McGarrah Technical Blog

Jekyll SEO: Fixing Canonical URLs and Google Search Console Issues

8 min read

After running this Jekyll blog for a couple of years, Google Search Console revealed several SEO issues that were impacting indexing and search visibility. This post documents the systematic approach to resolving canonical URL conflicts, redirect warnings, and 404 errors that commonly affect Jekyll sites on GitHub Pages.

The Problem: Google Search Console Warnings

Google Search Console flagged several critical issues affecting my site’s SEO performance:

  1. “Page with redirect” warnings for multiple URLs
  2. “Duplicate without user-selected canonical” errors
  3. “Not found (404)” errors for non-existent pages
  4. Canonical URL mismatches between Jekyll config and actual hosting

These issues were preventing proper indexing and potentially hurting search rankings.

Root Cause Analysis

Issue 1: Canonical URL Mismatch

The primary issue was a conflict between Jekyll configuration and GitHub Pages hosting behavior:

# _config.yml - BEFORE (problematic)
url: "https://www.mcgarrah.org"
canonical_url: "https://mcgarrah.org"  # Mismatch!

Problem: GitHub Pages was redirecting www.mcgarrah.orgmcgarrah.org at the hosting level, but Jekyll was generating canonical URLs pointing to www.mcgarrah.org.

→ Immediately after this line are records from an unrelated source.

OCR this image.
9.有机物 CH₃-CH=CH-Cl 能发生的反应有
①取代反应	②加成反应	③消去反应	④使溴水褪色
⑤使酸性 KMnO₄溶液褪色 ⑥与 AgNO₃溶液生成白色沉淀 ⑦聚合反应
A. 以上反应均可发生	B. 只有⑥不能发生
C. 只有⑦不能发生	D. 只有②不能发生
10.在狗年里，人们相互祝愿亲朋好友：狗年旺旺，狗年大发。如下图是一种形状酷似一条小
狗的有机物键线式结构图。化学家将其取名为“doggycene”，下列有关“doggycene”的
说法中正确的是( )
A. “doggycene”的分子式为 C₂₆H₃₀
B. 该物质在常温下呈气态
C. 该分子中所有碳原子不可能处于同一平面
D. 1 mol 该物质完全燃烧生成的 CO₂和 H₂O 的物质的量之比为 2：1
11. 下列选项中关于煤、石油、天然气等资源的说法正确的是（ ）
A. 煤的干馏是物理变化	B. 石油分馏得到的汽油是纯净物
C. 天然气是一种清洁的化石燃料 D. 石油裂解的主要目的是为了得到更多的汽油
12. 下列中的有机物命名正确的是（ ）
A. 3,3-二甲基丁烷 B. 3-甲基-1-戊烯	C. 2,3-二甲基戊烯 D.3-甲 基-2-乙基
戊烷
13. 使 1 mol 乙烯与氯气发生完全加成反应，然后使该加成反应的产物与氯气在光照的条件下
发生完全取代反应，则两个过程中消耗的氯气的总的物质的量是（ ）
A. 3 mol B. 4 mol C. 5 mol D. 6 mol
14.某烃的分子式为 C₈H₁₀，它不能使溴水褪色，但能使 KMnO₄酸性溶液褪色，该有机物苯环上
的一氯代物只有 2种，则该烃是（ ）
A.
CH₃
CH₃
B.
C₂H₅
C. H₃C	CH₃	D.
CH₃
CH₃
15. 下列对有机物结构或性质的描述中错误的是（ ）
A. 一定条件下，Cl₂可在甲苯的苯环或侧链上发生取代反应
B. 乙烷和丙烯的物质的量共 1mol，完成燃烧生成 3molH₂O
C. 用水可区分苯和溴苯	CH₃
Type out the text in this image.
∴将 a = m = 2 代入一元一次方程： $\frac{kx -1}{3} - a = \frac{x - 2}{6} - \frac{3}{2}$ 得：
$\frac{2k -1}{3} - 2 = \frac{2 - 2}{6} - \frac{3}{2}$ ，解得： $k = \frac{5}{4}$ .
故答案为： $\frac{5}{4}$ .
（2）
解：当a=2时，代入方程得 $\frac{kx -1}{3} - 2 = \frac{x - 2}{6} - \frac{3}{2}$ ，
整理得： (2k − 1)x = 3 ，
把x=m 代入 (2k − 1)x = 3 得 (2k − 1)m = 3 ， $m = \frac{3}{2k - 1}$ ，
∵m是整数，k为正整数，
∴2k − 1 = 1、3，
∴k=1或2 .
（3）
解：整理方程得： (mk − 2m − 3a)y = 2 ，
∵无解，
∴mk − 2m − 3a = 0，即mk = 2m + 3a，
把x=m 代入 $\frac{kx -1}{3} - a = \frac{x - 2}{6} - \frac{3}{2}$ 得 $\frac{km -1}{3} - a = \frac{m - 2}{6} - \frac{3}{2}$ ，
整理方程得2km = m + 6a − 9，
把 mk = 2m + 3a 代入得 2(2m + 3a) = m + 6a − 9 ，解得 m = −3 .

This created conflicting signals for search engines.

Issue 2: Testing Artifacts in Generated Site

The _site folder contained remnants from testing that included malformed URLs like /something/to(do from kramdown test files, causing 404 errors when crawled by Google.

Issue 3: Missing Canonical URL Implementation

While using the jekyll-seo-tag plugin, the canonical URL configuration wasn’t properly aligned with the actual serving domain.

The Solution: Systematic SEO Fixes

Step 1: Align Canonical URLs with Hosting Reality

First, I determined the actual canonical domain by testing browser behavior:

# Test actual redirect behavior
curl -I https://www.mcgarrah.org
# Result: 301 redirect to https://mcgarrah.org

Then updated _config.yml to match:

# _config.yml - AFTER (fixed)
url: "https://mcgarrah.org"
canonical_url: "https://mcgarrah.org"

Step 2: Clean Site Regeneration

Removed testing artifacts by completely rebuilding the site:

# Remove all generated files
rm -rf _site

# Clean regeneration
bundle exec jekyll build

This eliminated the problematic kramdown test URLs that were causing 404 errors.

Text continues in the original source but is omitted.